Article Text
Abstract
Background Ciprofloxacin is used in many nurseries in developing countries. Data on drug concentrations and side effects of ciprofloxacin in neonates is limited.
Aims To study adverse drug reactions(ADR) associated with ciprofloxacin in term and preterm neonates and correlate them with drug levels.
Design Babies of 3 gestational age(GA) groups were enrolled: 37 (gp1), 32–36 (gp2) and 28–31(gp3) weeks. Ciprofloxacin was administered twice daily at 10mg/kg/dose IV. Lab parameters were done at baseline, day 3 and day 7, including peak and trough drug levels. Using Naranjo algorithm, babies who developed new symptoms after starting ciprofloxacin were classified into definite, probable, possible or doubtful ADR. Drug levels were correlated with ADR.
Results 165 babies receiving ciprofloxacin were enrolled. Predominant ADR were jaundice(79%), rash(23%), hyponatremia(28%), anaemia(15%) and hypokalemia(5%). Using Naranjo algorithm, ProbableADR were cardiac arrhythmia, mucosal ulceration, renal failure and seizures. PossibleADR were rash, elevated liver enzymes, feed intolerance and leucopenia. ADRs were self-limited and treatable.

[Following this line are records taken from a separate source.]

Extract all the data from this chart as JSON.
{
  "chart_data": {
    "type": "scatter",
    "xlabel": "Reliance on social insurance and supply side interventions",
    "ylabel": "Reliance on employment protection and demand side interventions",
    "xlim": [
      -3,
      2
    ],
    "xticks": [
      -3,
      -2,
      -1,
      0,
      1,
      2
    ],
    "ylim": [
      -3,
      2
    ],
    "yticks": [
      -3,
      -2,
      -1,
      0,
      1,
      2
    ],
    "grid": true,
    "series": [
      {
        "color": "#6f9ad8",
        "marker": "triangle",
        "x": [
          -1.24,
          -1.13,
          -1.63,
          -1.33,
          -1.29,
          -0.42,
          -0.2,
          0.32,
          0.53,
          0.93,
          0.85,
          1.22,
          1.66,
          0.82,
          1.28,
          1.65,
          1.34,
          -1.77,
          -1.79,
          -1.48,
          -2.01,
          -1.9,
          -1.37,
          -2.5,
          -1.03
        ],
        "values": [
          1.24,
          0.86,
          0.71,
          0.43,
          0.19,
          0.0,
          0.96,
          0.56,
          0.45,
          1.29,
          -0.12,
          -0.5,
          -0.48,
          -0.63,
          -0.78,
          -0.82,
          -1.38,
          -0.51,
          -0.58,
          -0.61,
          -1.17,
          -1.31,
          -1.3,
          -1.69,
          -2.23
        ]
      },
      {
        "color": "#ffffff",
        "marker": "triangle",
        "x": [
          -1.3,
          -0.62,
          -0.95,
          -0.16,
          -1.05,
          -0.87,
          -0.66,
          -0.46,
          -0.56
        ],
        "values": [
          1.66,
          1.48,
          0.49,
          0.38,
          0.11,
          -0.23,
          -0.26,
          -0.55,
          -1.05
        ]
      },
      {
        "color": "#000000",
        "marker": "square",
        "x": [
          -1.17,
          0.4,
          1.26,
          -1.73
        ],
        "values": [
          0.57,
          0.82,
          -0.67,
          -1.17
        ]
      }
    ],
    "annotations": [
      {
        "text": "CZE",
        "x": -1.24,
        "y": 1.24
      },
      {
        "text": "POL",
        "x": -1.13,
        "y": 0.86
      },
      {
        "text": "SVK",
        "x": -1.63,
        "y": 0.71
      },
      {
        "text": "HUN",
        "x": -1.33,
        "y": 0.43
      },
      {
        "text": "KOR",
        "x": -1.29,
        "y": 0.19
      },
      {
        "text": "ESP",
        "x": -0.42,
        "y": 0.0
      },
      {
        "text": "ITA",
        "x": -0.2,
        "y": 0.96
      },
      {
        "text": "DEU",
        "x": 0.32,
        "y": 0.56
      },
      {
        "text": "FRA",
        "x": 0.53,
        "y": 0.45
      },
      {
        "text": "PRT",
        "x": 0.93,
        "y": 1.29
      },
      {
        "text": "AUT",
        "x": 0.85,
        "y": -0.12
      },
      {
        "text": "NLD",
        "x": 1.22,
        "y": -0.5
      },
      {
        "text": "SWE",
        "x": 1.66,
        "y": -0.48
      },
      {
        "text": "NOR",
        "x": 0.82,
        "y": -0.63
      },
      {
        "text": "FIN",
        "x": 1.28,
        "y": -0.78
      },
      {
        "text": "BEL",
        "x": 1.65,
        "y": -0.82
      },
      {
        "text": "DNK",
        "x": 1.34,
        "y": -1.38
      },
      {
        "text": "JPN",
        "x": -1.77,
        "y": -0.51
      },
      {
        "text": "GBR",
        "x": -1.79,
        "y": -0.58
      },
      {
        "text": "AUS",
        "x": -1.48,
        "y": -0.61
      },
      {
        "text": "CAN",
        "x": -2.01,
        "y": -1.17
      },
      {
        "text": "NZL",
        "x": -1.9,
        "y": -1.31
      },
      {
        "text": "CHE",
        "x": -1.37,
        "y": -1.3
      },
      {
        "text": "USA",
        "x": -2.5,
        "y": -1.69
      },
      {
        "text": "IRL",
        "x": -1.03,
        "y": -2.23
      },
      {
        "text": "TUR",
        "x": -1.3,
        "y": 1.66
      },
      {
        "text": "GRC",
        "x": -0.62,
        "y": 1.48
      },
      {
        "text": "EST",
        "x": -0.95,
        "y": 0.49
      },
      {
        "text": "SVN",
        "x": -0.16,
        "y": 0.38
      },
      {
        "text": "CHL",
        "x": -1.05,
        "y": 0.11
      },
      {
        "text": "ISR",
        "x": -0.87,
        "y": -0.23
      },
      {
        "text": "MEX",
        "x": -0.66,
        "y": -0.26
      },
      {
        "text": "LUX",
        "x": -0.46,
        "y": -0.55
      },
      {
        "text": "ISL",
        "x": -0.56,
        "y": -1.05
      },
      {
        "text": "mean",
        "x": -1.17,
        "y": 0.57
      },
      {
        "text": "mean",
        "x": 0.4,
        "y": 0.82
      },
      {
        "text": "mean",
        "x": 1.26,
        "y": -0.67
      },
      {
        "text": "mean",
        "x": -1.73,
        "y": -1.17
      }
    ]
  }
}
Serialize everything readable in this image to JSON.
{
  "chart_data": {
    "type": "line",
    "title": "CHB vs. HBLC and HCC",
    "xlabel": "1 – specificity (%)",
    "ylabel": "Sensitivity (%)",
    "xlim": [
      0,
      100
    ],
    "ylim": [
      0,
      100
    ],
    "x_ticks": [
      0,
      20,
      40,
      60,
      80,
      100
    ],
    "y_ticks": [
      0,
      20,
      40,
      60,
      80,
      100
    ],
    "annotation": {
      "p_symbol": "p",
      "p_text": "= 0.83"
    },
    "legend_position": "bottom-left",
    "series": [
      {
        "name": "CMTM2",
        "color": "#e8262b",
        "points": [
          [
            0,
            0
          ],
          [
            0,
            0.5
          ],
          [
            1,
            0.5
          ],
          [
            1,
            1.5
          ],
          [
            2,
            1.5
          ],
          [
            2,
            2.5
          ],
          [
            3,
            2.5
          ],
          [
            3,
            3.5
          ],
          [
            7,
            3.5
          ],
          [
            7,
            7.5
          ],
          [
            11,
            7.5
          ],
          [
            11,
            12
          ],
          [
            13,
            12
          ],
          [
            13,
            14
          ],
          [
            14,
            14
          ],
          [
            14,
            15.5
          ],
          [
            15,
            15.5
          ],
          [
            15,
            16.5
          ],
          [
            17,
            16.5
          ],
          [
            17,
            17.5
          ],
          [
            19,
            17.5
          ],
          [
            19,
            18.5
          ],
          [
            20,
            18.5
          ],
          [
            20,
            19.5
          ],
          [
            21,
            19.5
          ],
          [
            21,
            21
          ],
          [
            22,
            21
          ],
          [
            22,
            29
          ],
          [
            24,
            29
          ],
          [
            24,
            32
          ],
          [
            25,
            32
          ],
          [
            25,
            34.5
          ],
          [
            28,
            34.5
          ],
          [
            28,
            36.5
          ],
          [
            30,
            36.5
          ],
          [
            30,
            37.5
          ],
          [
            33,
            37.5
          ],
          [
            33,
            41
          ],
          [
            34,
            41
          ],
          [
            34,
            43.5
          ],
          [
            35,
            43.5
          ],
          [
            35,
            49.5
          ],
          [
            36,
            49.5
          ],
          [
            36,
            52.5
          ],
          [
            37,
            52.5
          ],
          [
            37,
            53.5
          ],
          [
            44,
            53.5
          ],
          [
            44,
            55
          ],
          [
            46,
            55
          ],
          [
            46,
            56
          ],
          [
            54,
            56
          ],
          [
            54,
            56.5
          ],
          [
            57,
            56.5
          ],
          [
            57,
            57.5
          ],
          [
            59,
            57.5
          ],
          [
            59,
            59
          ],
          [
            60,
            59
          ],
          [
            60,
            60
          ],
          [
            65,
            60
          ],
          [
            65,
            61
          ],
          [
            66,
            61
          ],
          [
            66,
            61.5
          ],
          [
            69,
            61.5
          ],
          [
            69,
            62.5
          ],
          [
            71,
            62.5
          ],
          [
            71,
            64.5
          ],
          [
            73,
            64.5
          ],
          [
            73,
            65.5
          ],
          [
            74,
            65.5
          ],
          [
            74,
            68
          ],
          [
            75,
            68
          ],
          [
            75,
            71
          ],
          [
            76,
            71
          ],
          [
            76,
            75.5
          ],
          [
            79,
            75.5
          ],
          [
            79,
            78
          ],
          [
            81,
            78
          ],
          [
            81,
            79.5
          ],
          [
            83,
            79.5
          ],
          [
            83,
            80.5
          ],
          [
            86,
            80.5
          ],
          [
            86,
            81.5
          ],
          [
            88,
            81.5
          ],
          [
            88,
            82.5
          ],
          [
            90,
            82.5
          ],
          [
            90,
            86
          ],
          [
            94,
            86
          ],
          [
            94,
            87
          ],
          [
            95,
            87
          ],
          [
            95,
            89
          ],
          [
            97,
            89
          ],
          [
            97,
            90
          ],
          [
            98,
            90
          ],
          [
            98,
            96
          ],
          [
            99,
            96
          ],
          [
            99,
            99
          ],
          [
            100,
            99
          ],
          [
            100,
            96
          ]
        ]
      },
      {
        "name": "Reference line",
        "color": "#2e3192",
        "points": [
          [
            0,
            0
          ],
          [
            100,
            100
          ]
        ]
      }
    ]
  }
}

The mean (SD) trough and peak values of ciprofloxacin for the entire study population was 3.57(1.88) and 11.67 (3.66), respectively. Mean (SD) trough drug levels were gp 1–2.84 (1.54), gp 2–3.80 (1.9), gp 3–4.06 (1.98). GA did not seem to play a significant role in pharmacokinetics.
Drug levels higher than mean were seen in babies with rash, leucopenia and elevated LFT. Levels were adequate in babies with HIE, high in babies with NEC and lower in those with RDS.
Conclusions Ciprofloxacin can be considered safe for treating neonates.